The ideal inamorata’s “relationship to matter is tenuous” and this is something which defines her as apart from the world of the novel. Often, this semi-character provides significant insights as to the nature of Mia’s self, or the nature of the conflict at hand.  In a novel that is concerned with the political status of the body, a clarifying voice is given to a character who is disembodied. When Kramer first enters Mia’s apartment the uncertain status of the ideal inamorata is confirmed – “he is untroubled by the look of revulsion on the ideal inamorata’s face – not because he doesn’t care what she thinks, which he probably doesn’t, but because he can’t see her.” Kramer both sees and doesn’t see this character, because she exists within the margins of the form of the narrative. She interacts structurally in conventional ways – she is part of dialogue, she is described spatially in the same way as other characters – but she shifts the form of the narrative. The ideal inamorata ruptures the fabric of the ethical totality of health, as such rupturing the fabric of the dystopian world, . Undermining all of our desires to see the novel as a way choose how to be good, to rebel against oppression, to explain the threat to individual liberties caused by the blind commitment to a moral hegemony, is negation embodied by this particularly unreal piece of formal experimentation. Even when the inamorata calls Mia to “make a decision”, denying the middle ground over whether Moritz’s death was “good or bad”, she immediately follows it with a call to stasis – she calls Mia over to sit on the couch, turns on the TV and the chapter ends.

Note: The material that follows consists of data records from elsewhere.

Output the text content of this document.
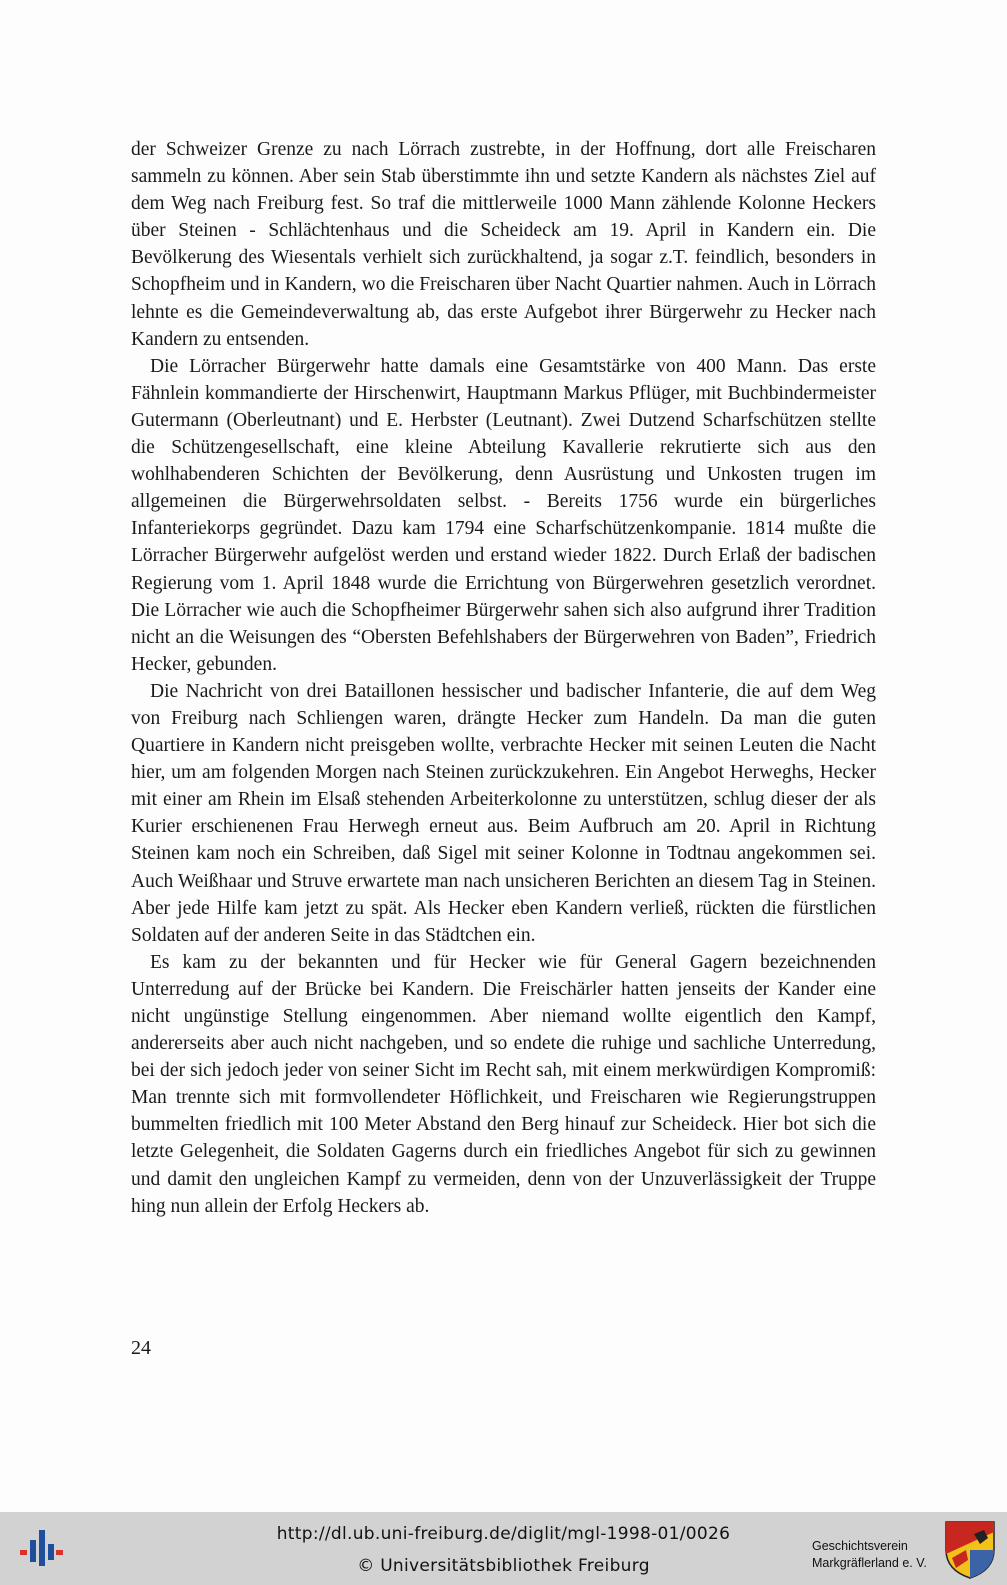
der Schweizer Grenze zu nach Lörrach zustrebte, in der Hoffnung, dort alle Freischaren sammeln zu können. Aber sein Stab überstimmte ihn und setzte Kandern als nächstes Ziel auf dem Weg nach Freiburg fest. So traf die mittlerweile 1000 Mann zählende Kolonne Heckers über Steinen - Schlächtenhaus und die Scheideck am 19. April in Kandern ein. Die Bevölkerung des Wiesentals verhielt sich zurückhaltend, ja sogar z.T. feindlich, besonders in Schopfheim und in Kandern, wo die Freischaren über Nacht Quartier nahmen. Auch in Lörrach lehnte es die Gemeindeverwaltung ab, das erste Aufgebot ihrer Bürgerwehr zu Hecker nach Kandern zu entsenden.

Die Lörracher Bürgerwehr hatte damals eine Gesamtstärke von 400 Mann. Das erste Fähnlein kommandierte der Hirschenwirt, Hauptmann Markus Pflüger, mit Buchbindermeister Gutermann (Oberleutnant) und E. Herbster (Leutnant). Zwei Dutzend Scharfschützen stellte die Schützengesellschaft, eine kleine Abteilung Kavallerie rekrutierte sich aus den wohlhabenderen Schichten der Bevölkerung, denn Ausrüstung und Unkosten trugen im allgemeinen die Bürgerwehrsoldaten selbst. - Bereits 1756 wurde ein bürgerliches Infanteriekorps gegründet. Dazu kam 1794 eine Scharfschützenkompanie. 1814 mußte die Lörracher Bürgerwehr aufgelöst werden und erstand wieder 1822. Durch Erlaß der badischen Regierung vom 1. April 1848 wurde die Errichtung von Bürgerwehren gesetzlich verordnet. Die Lörracher wie auch die Schopfheimer Bürgerwehr sahen sich also aufgrund ihrer Tradition nicht an die Weisungen des “Obersten Befehlshabers der Bürgerwehren von Baden”, Friedrich Hecker, gebunden.

Die Nachricht von drei Bataillonen hessischer und badischer Infanterie, die auf dem Weg von Freiburg nach Schliengen waren, drängte Hecker zum Handeln. Da man die guten Quartiere in Kandern nicht preisgeben wollte, verbrachte Hecker mit seinen Leuten die Nacht hier, um am folgenden Morgen nach Steinen zurückzukehren. Ein Angebot Herweghs, Hecker mit einer am Rhein im Elsaß stehenden Arbeiterkolonne zu unterstützen, schlug dieser der als Kurier erschienenen Frau Herwegh erneut aus. Beim Aufbruch am 20. April in Richtung Steinen kam noch ein Schreiben, daß Sigel mit seiner Kolonne in Todtnau angekommen sei. Auch Weißhaar und Struve erwartete man nach unsicheren Berichten an diesem Tag in Steinen. Aber jede Hilfe kam jetzt zu spät. Als Hecker eben Kandern verließ, rückten die fürstlichen Soldaten auf der anderen Seite in das Städtchen ein.

Es kam zu der bekannten und für Hecker wie für General Gagern bezeichnenden Unterredung auf der Brücke bei Kandern. Die Freischärler hatten jenseits der Kander eine nicht ungünstige Stellung eingenommen. Aber niemand wollte eigentlich den Kampf, andererseits aber auch nicht nachgeben, und so endete die ruhige und sachliche Unterredung, bei der sich jedoch jeder von seiner Sicht im Recht sah, mit einem merkwürdigen Kompromiß: Man trennte sich mit formvollendeter Höflichkeit, und Freischaren wie Regierungstruppen bummelten friedlich mit 100 Meter Abstand den Berg hinauf zur Scheideck. Hier bot sich die letzte Gelegenheit, die Soldaten Gagerns durch ein friedliches Angebot für sich zu gewinnen und damit den ungleichen Kampf zu vermeiden, denn von der Unzuverlässigkeit der Truppe hing nun allein der Erfolg Heckers ab.

24
http://dl.ub.uni-freiburg.de/diglit/mgl-1998-01/0026
© Universitätsbibliothek Freiburg
Geschichtsverein
Markgräflerland e. V.
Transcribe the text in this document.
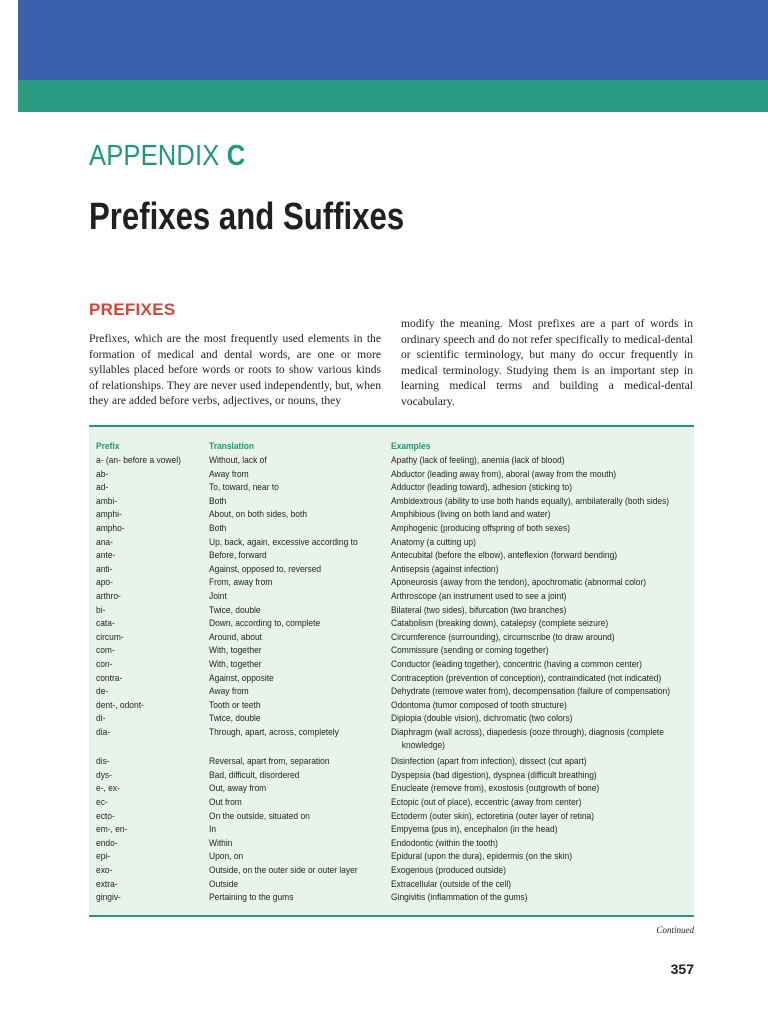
APPENDIX C
Prefixes and Suffixes
PREFIXES

Prefixes, which are the most frequently used elements in the formation of medical and dental words, are one or more syllables placed before words or roots to show various kinds of relationships. They are never used independently, but, when they are added before verbs, adjectives, or nouns, they

modify the meaning. Most prefixes are a part of words in ordinary speech and do not refer specifically to medical-dental or scientific terminology, but many do occur frequently in medical terminology. Studying them is an important step in learning medical terms and building a medical-dental vocabulary.

Prefix	Translation	Examples
a- (an- before a vowel)	Without, lack of	Apathy (lack of feeling), anemia (lack of blood)
ab-	Away from	Abductor (leading away from), aboral (away from the mouth)
ad-	To, toward, near to	Adductor (leading toward), adhesion (sticking to)
ambi-	Both	Ambidextrous (ability to use both hands equally), ambilaterally (both sides)
amphi-	About, on both sides, both	Amphibious (living on both land and water)
ampho-	Both	Amphogenic (producing offspring of both sexes)
ana-	Up, back, again, excessive according to	Anatomy (a cutting up)
ante-	Before, forward	Antecubital (before the elbow), anteflexion (forward bending)
anti-	Against, opposed to, reversed	Antisepsis (against infection)
apo-	From, away from	Aponeurosis (away from the tendon), apochromatic (abnormal color)
arthro-	Joint	Arthroscope (an instrument used to see a joint)
bi-	Twice, double	Bilateral (two sides), bifurcation (two branches)
cata-	Down, according to, complete	Catabolism (breaking down), catalepsy (complete seizure)
circum-	Around, about	Circumference (surrounding), circumscribe (to draw around)
com-	With, together	Commissure (sending or coming together)
con-	With, together	Conductor (leading together), concentric (having a common center)
contra-	Against, opposite	Contraception (prevention of conception), contraindicated (not indicated)
de-	Away from	Dehydrate (remove water from), decompensation (failure of compensation)
dent-, odont-	Tooth or teeth	Odontoma (tumor composed of tooth structure)
di-	Twice, double	Diplopia (double vision), dichromatic (two colors)
dia-	Through, apart, across, completely	Diaphragm (wall across), diapedesis (ooze through), diagnosis (complete
knowledge)
dis-	Reversal, apart from, separation	Disinfection (apart from infection), dissect (cut apart)
dys-	Bad, difficult, disordered	Dyspepsia (bad digestion), dyspnea (difficult breathing)
e-, ex-	Out, away from	Enucleate (remove from), exostosis (outgrowth of bone)
ec-	Out from	Ectopic (out of place), eccentric (away from center)
ecto-	On the outside, situated on	Ectoderm (outer skin), ectoretina (outer layer of retina)
em-, en-	In	Empyema (pus in), encephalon (in the head)
endo-	Within	Endodontic (within the tooth)
epi-	Upon, on	Epidural (upon the dura), epidermis (on the skin)
exo-	Outside, on the outer side or outer layer	Exogenous (produced outside)
extra-	Outside	Extracellular (outside of the cell)
gingiv-	Pertaining to the gums	Gingivitis (inflammation of the gums)
Continued
357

And it’s this I think that the novel gets right, the notion that ethical conflicts in the current age are tired. It is linked to the language used to define moral concepts, which on both sides appears to lack clarity or conviction. The status of every character in this novel is psychologically and morally messy. Even the end of the novel establishes a kind of stasis – it isn’t Winston or John’s end. (Cf. the ‘not quite endings’ of other twenty-first century novels). Contained within you’ll find clear critiques of Utilitarian desires to define and live by opposing forces of pain and pleasure (Kramer’s first and second category idea) and you’ll feel the same revulsion at the illegitimate powers exercised by a totalitarian authority. But the relationships between characters go beyond any kind of moral clarity provided by traditional moral language, and the fact that the clarifying voice of the inamorata exists outside of the protagonist’s reality, outside of the formal reality of the dystopia itself, serves to confirm this.